Senate Democrats derail Ehrlich's environment pick

Buhl nomination rejected

some see her as victim of partisan showdown

March 12, 2003|By Tim Craig and Stephanie Desmon | Tim Craig and Stephanie Desmon,SUN STAFF

After a fierce debate, the state Senate rejected Gov. Robert L. Ehrlich Jr.'s choice for environmental secretary yesterday - the first time in Maryland's modern history that the chamber has refused to approve a governor's nominee to head an agency.

The 26-21 vote against Lynn Y. Buhl followed a week of furious backroom negotiations and aggressive lobbying by the governor as he tried to avert a public and embarrassing setback.

The outcome strained relations between Ehrlich and the Senate, and left some senators angry, even as others said it was a natural consequence of a Republican executive and a Democratic-controlled legislature.

Buhl supporters - and a few of her Democratic foes - say she was the victim of a partisan showdown between Ehrlich and Senate President Thomas V. Mike Miller.

"This wasn't about Lynn Buhl," said Sen. Thomas M. Middleton, a Charles County Democrat who voted against Buhl. "This was about power and a standoff between the governor and president."

Miller declined to say he pressured his caucus to oppose Buhl but lambasted the way Ehrlich handled the nomination. "He has imported right-wing partisans from Capitol Hill. They all want to make war instead of trying to broker an honest settlement," Miller said.

But Ehrlich accused Senate Democrats of being the ones who brought Washington-style politics to Annapolis. "Do I think it's the first hiccup in a partisan road, the Capitol Hill politics we tried not to bring here? Of course," he said.

The dispute follows Miller's unsuccessful efforts over the weekend to orchestrate a deal between Ehrlich and Sen. Brian E. Frosh, a Montgomery County Democrat who led the effort to defeat Buhl.

After Ehrlich rejected Frosh's offer - which included keeping Buhl as a temporary Cabinet secretary until next year - Democrats set out to derail the nomination yesterday morning.

Buhl will remain acting secretary until she leaves or another nominee is named, which "is not going to happen in the near future," said Paul E. Schurick, an Ehrlich spokesman.

When Buhl leaves or transfers to another state job, Deputy Secretary Kendl P. Philbrick will probably run the department.

Buhl would not comment after the vote but issued a brief statement thanking her supporters. A department spokesman said she is "going to take a few days off" while she decides what to do next.

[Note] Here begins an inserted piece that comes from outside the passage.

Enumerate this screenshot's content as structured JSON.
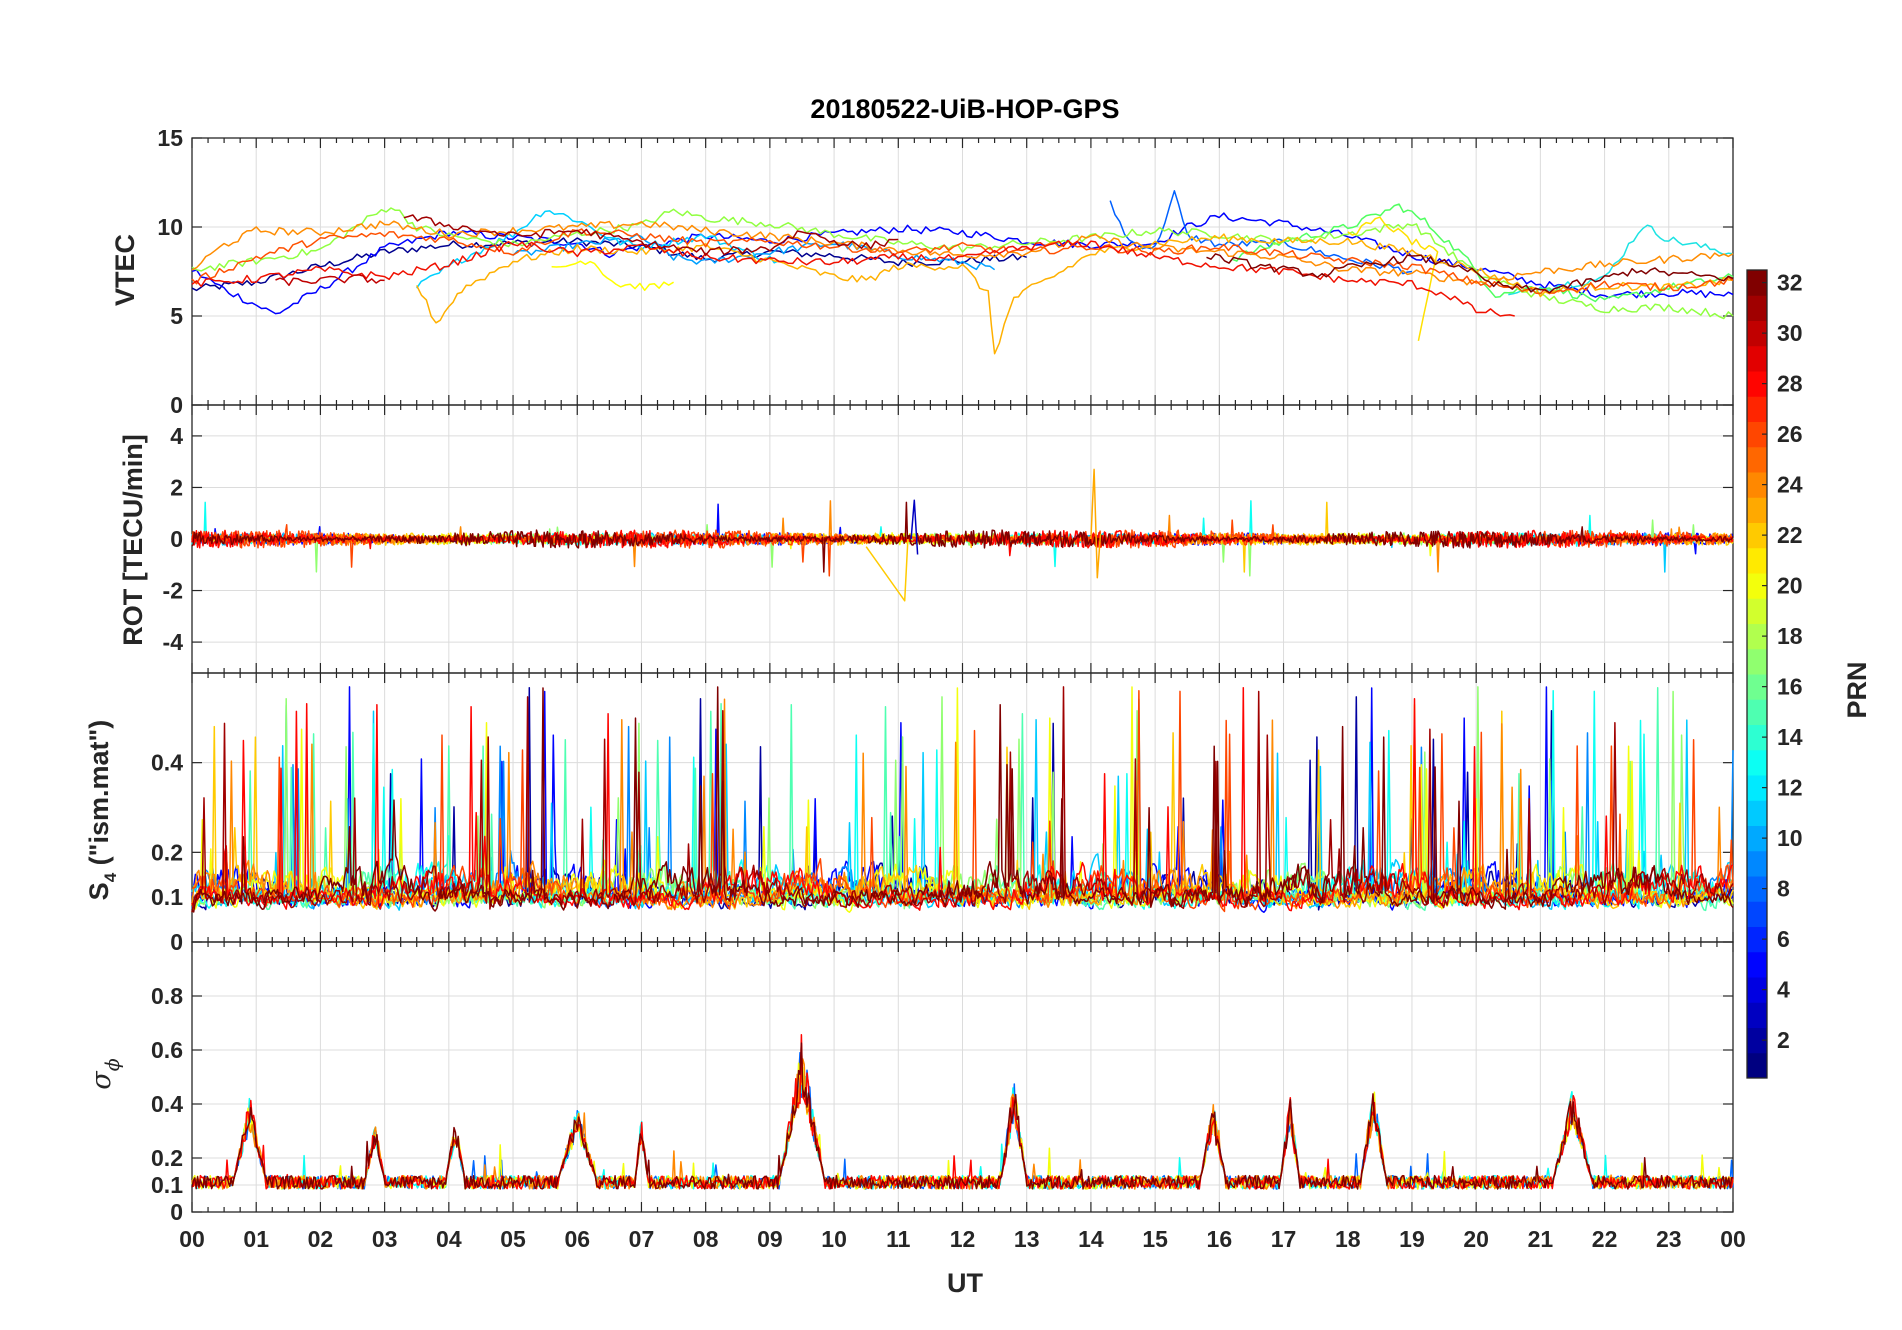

Seven Democrats joined the entire Republican caucus in voting to confirm Buhl. But Buhl's nomination suffered a critical blow after three Democrats who supported her March 3 - when the Senate Executive Nomination's Committee voted 10-9 to oppose her - switched their votes yesterday.

Middleton, one of the three senators who turned against Buhl, said he switched his vote at Miller's urging. "There is a war going on, and when the chiefs go to war they call on the braves," the Finance Committee chairman said.

Two Anne Arundel County Democrats - Sens. James E. DeGrange Sr. and Philip C. Jimeno - also switched their votes to oppose Buhl.

On the other side, Sen. Delores G. Kelley, a Baltimore County Democrat, voted against Buhl in committee but supported her yesterday.

Kelley said she was demonstrating her frustration with how Senate leaders handled the fight. "This is just a whole lot of foolishness going on. It is being done to show the strength of the Senate and to leverage other deals," Kelley said.

The Buhl nomination has consumed much of the administration and Senate for the past week as the governor and environmentalists fought over her selection.

Frosh and environmentalists argued that Buhl was not qualified to lead Maryland's agency because she had been a mid-level administrator in the Michigan Department of Environmental Quality. That department has been criticized for its lax enforcement of environmental laws and its ties to business.

But the governor has maintained that he has the right to appoint his own people and that Buhl is qualified to lead an agency charged with protecting the state's air and water.

In a two-hour debate yesterday, senators hurled accusations of partisanship back and forth and argued over whether Buhl was the right choice to oversee Maryland's environment.

Buhl and her family sat in the Senate gallery as one Democratic senator after another stood up to punch holes in her resume and her commitment to environmental protection. She began the morning wearing a fixed smile, which seemed to fade as the debate progressed.

"This nomination has gotten off on the wrong foot, and it has limped, staggered and lurched ever since," Frosh said.

Frosh argued that Buhl had failed to adequately prove she would not bring Michigan's environmental policies to Maryland

"It reminds me if you were looking for a baby sitter ... [and] her immediate past employer was the Addams Family," Frosh said.